Proposed by Spark Technology Center, IBM, May 9, 2016

Abstract

We are interested in an exploration of native compilation of Scala in the context of Big Data analytics workloads (ie, Spark) executing on server-class systems. The repetitive nature of the workload (many executions of the same Spark jobs) could enable effective static compilation (including off-line profile-directed feedback) and whole program optimization. The primary goals of a native execution alternative would be (1) to reduce memory footprint of the language runtime (ie, the JVM) (2) eliminate warm up effects of JIT compilation and (3) provide a platform to explore non-GC based approaches to memory management (for example, region-based allocation may be a good fit to the structure of Spark jobs).

Proposal

The Scala Center should explore a non-JVM implementation of the Scala language based on static compilation to native code through an existing production compiler (for example LLVM). In addition to considering a non-JVM implementation of the core Scala language, the Scala Center should also explore what subset of the Scala core class libraries and features such as reflection and serialization would be supportable in a non-JVM environment. The ultimate objective of the proposal is to be able to execute substantial pieces of Scala-based distributed middleware (ie Spark) on realistic workloads on server-class machines. The natively compiled Spark jobs would need to fit into a fully distributed workflow that may include other Spark/Scala programs running on JVMs with which the natively compiled Spark/Scala program would need to exchange data.

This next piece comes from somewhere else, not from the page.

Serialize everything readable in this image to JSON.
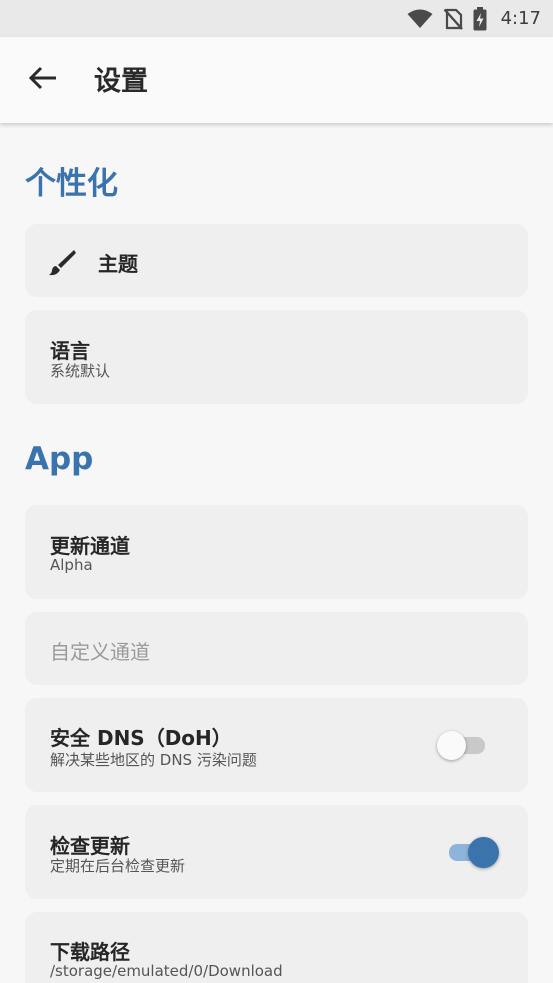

The work in progress by Denys Shabalin "Scala on LLVM" could provide a starting point for this exploration. We expect more work would be needed to achieve the language and library coverage needed to execute portions of realistic Spark workflows on natively compiled Scala. We also speculate that off-line profile-directed optimizations (eg profile-directed devirtualization and inlining) may be needed to achieve the desired levels of performance. To support Big Data Spark workloads on server-class systems, the memory management subsystem of native Scala will likely need to be capable of supporting multi-GB heaps.

Cost

Uncertain / unknown (dependent on current maturity of "Scala on LLVM" work)

Timescales

Uncertain, but likely a multi-year effort.